29 de diciembre 2011 - 00:00

Objetivo de Boudou: monitorear economía

Amado Boudou
Amado Boudou
Amado Boudou no hizo a tiempo para acondicionar el despacho del vice en la Casa Rosada. La oficina, prologada por una antesala, está en el primer piso y es una postal de la ruptura de los Kirchner con Julio Cobos: inhabitada desde 2008, acumuló encierro, abandono y goteras.

Sin apuro, se la comenzó a refaccionar para que la utilice Boudou: una señal -otra- de que el vínculo de la Presidente con su vice tendría la cordialidad que no tuvo, por el estallido de las 125 y el voto no positivo, en los tiempos del vice mendocino.

Todavía el exministro de Economía, que el miércoles -quizá el martes al atardecer- asumirá el mando formal de la presidencia durante los 20 días de licencia por enfermedad que se tomará Cristina, es un visitante en Balcarce 50. Cauto, se replegó en el Senado.

Como presidente interino, Boudou deberá resolver su entuerto inmobiliario. En Gobierno, ayer se anticipaba lo que se proyecta como una obviedad: que no se alojará en el despacho presidencial y que su estadía en la Casa Rosada será puntual y episódica.

En rigor, en los días de convalecencia de la Presidente, Boudou transitará -al menos simbólicamente- otro edificio: el Palacio de Hacienda, que habitó hasta el 9 de diciembre. Todo se explica. El vice fue notificado de que su mandato específico será monitorear la economía.

Toda una metáfora K: en el modelo de los Kirchner, el presidente oficia en simultáneo como ministro de Economía. Al punto de que Boudou rastreó ayer junto Hernán Lorenzino los vaivenes del Mercado para detectar alertas tras la noticia de la enfermedad presidencial.

Fue una jornada neutra. El Central recuperó reservas.

Veinte días atrás, Cristina de Kirchner se jactó de haber soportado cinco minicorridas. Ese frente permanece agitado y vulnerable. Precavido, el Gobierno advierte que la convalecencia presidencial podría detonar una nueva crisis con el dólar. Por eso, durante su interinato, Boudou se enfocará en la agenda económica junto a Lorenzino, la titular del Central Mercedes Marcó del Pont y Ricardo Echegaray de la AFIP, scrum que interactuó en noviembre durante la amenaza de estampida del dólar.

Con la Presidente postrada -se esperan, como mínimo, 24 horas de incomunicación- el vice coordinará un comité preventivo. Las eventualidades políticas, trascendió en círculos K, se atenderán en otras ventanillas: la de Carlos Zannini y la de Juan Manuel Abal Medina.

En Olivos, en simultáneo, estará activa otra usina de cristinismo explícito: Máximo Kirchner se instalará en la quinta presidencial durante los días en que su madre estará internada.

Se sindica al hijo mayor de la Presidente como el ejecutor invisible del castigo ejemplificador a Boudou. El vice aprendió la lección: se apartó raudamente del radar público y canceló sus maniobras de expansión política o, al menos, redujo su visiblidad.

Sus 20 días de simbólica permanencia en la presidencia serán una prueba: es imposible concebir que haga el mínimo movimiento u ostentación que alimente la ferocidad de los que lo combaten, adentro y afuera. Es más: los aprovechará para demostrar obediencia y lealtad.

En estos años, los Kirchner dejaron a su paso señales para hacerse entender. A poco de asumir como presidente, el patagónico viajó al exterior. Daniel Scioli quedó a cargo y se instaló en Casa Rosada para recibir las cartas credenciales de embajadores.
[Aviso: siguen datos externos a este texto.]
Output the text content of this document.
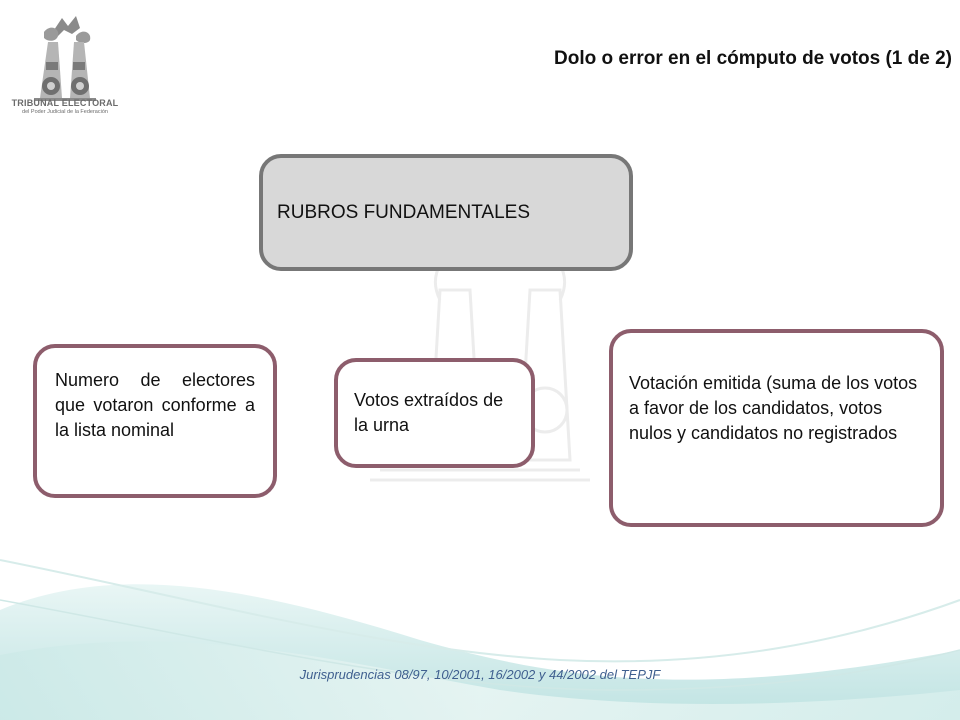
TRIBUNAL ELECTORAL
del Poder Judicial de la Federación
Dolo o error en el cómputo de votos (1 de 2)
RUBROS FUNDAMENTALES
Numero de electores que votaron conforme a la lista nominal
Votos extraídos de la urna
Votación emitida (suma de los votos a favor de los candidatos, votos nulos y candidatos no registrados
Jurisprudencias 08/97, 10/2001, 16/2002 y 44/2002 del TEPJF
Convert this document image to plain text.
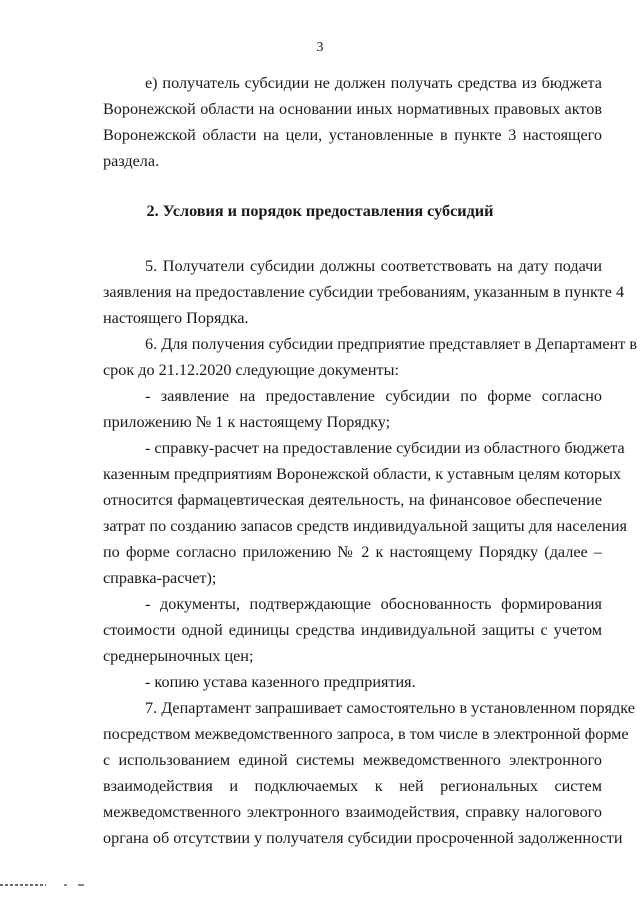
3
е) получатель субсидии не должен получать средства из бюджета
Воронежской области на основании иных нормативных правовых актов
Воронежской области на цели, установленные в пункте 3 настоящего
раздела.
2. Условия и порядок предоставления субсидий
5. Получатели субсидии должны соответствовать на дату подачи
заявления на предоставление субсидии требованиям, указанным в пункте 4
настоящего Порядка.
6. Для получения субсидии предприятие представляет в Департамент в
срок до 21.12.2020 следующие документы:
- заявление на предоставление субсидии по форме согласно
приложению № 1 к настоящему Порядку;
- справку-расчет на предоставление субсидии из областного бюджета
казенным предприятиям Воронежской области, к уставным целям которых
относится фармацевтическая деятельность, на финансовое обеспечение
затрат по созданию запасов средств индивидуальной защиты для населения
по форме согласно приложению № 2 к настоящему Порядку (далее –
справка-расчет);
- документы, подтверждающие обоснованность формирования
стоимости одной единицы средства индивидуальной защиты с учетом
среднерыночных цен;
- копию устава казенного предприятия.
7. Департамент запрашивает самостоятельно в установленном порядке
посредством межведомственного запроса, в том числе в электронной форме
с использованием единой системы межведомственного электронного
взаимодействия и подключаемых к ней региональных систем
межведомственного электронного взаимодействия, справку налогового
органа об отсутствии у получателя субсидии просроченной задолженности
Enterado, Kirchner ordenó, furioso, que su vice se retire de Balcarce 50.

Ayer, Cristina de Kirchner se mostró sólida: en la charla con sus ministros, de los que se despidió hasta fines de enero, transmitió calma y pidió serenidad. Antes les avisó que tenían que suspender sus vacaciones. Luego se reunió con Boudou y con Carlos Tomada.

El mandato presidencial se aplicó, en algunos ministerios, con anexos: Florencio Randazzo canceló, además, la agenda de actividades del Plan de Seguridad Vial y DNI programada en la Costa.

Menos extrema, la Presidente planificó una puesta en escena y un libreto que la muestre entera: además de los dos actos públicos, exploró nuevas refutaciones a los gremios que responden a Hugo Moyano, a quienes acusó de buscar más privilegios que derechos.

Un dato desentonó en ese guión. Por primera vez Cristina pidió el respaldo de los gobernadores -encabezados por Scioli y el cordobés José Manuel De la Sota) y los intendentes. Desde la 125, cuando Kirchner los convocó durante la guerra gaucha, la Presidente no emitía un pedido tan explícito de colaboración.